Shenzhen Connect, another step forward in mutual market access, builds on the successful model of Shanghai-Hong Kong Stock Connect (Shanghai Connect) to allow investors to buy and sell eligible shares listed in the Mainland and Hong Kong markets.
Shenzhen Connect has been developed according to the principles set out in the joint announcement by Hong Kong’s Securities and Futures Commission (SFC) and China Securities Regulatory Commission (CSRC) on 16 August 2016 regarding their approval, in principle, of the development of mutual stock market access between Shenzhen and Hong Kong.
The Four-party Agreement was signed by HKEX Chief Executive Charles Li, SZSE President Wang Jianjun and ChinaClear General Manager Dai Wenhua. HKEX Chairman C K Chow and SZSE Chairman Wu Lijun witnessed the signing.

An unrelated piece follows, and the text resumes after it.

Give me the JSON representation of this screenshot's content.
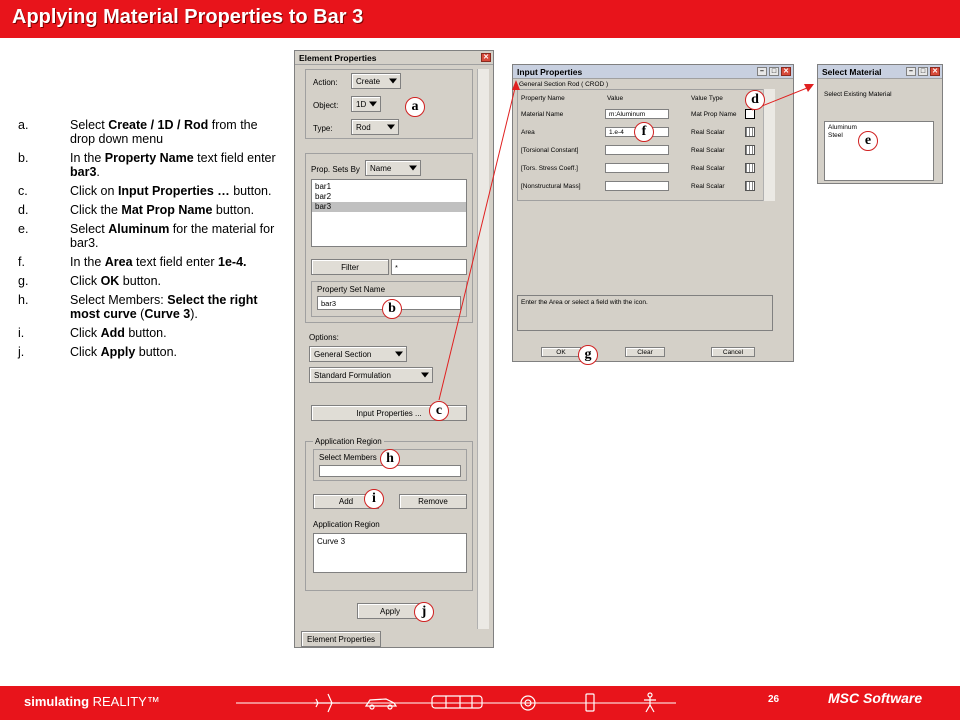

HKEX Chairman C K Chow said:
Our agreement with the Shenzhen Stock Exchange and ChinaClear is another important step towards our goal of launching Shenzhen Connect. The development of Hong Kong and Shenzhen has been closely linked for almost 40 years. With the launch of Shenzhen Connect, cooperation between our market and the Mainland market will be raised to a new level. It will also significantly reinforce the bonds between Hong Kong and Shenzhen.”

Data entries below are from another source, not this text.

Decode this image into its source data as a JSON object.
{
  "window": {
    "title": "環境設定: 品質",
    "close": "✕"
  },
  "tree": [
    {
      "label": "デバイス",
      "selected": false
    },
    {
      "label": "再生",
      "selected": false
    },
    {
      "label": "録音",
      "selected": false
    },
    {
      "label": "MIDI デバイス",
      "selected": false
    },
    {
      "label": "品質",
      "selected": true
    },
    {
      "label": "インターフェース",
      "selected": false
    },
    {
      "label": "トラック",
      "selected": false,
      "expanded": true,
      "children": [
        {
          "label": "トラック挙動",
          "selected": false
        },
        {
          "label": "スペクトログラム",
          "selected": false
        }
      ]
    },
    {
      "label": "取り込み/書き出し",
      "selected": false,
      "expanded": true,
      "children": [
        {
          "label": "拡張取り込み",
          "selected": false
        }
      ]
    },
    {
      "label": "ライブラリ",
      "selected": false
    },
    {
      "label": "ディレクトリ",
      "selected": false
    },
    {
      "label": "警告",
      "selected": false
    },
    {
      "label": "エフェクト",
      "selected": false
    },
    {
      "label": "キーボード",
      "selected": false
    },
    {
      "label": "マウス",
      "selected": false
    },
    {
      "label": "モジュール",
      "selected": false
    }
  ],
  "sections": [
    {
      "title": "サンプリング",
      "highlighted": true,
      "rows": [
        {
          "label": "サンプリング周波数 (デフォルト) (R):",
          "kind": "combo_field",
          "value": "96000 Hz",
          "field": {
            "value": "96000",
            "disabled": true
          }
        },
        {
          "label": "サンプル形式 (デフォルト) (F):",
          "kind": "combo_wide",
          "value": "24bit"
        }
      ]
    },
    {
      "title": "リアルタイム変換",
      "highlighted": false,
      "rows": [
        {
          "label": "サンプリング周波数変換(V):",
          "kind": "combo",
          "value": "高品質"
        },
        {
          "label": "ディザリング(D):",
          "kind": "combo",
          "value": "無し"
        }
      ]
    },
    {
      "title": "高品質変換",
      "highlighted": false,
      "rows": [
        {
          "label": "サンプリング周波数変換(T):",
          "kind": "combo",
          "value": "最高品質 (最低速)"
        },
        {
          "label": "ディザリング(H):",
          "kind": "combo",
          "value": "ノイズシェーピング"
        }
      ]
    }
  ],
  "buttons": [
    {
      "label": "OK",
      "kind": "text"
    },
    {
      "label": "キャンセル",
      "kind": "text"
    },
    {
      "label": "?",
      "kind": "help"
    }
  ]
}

SZSE Chairman Wu Lijun added:
Shenzhen Connect is a major policy initiative by the Central Government to promote reform and opening-up in the capital market. It is a top priority on Shenzhen Stock Exchange’s work agenda. Under the guidance of the regulators on both sides and with the joint efforts of the two stock exchanges and market participants, Shenzhen Connect has been making good progress. The Four-party Agreement is an important milestone which represents a consensus on the trading and clearing mechanisms between the two exchanges and two clearing houses. It is also the basis and pre-condition for various other agreements for the implementation of Shenzhen Connect. The successful signing of the Four-party Agreement underlines the achievements in our preparation for Shenzhen Connect, paving the way for the early launch of the initiative.”

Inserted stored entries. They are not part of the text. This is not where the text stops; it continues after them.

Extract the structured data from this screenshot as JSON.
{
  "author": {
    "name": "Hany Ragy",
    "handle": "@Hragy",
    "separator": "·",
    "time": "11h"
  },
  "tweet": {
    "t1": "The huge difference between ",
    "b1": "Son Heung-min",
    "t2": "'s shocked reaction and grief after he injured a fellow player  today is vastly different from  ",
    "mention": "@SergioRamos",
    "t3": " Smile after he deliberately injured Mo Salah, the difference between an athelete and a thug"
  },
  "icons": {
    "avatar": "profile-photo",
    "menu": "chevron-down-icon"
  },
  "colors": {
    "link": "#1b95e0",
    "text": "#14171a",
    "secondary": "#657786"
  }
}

ChinaClear General Manager Dai Wenhua concluded:
The signing of the Four-party Agreement is a new starting point to further and deepen our cooperation. As an important Financial Market Infrastructure supporting the Stock Connect programme of the Mainland and Hong Kong markets, ChinaClear will continue to optimise its risk management and emergency mechanism to provide safe, convenient and efficient depository and clearing services, and will support the smooth implementation and operation of Shenzhen Connect.”
HKEX expects the Hong Kong market should be ready for the implementation of Shenzhen Connect in the second half of November. However, the commencement of the programme is subject to market readiness and approval by the CSRC and SFC.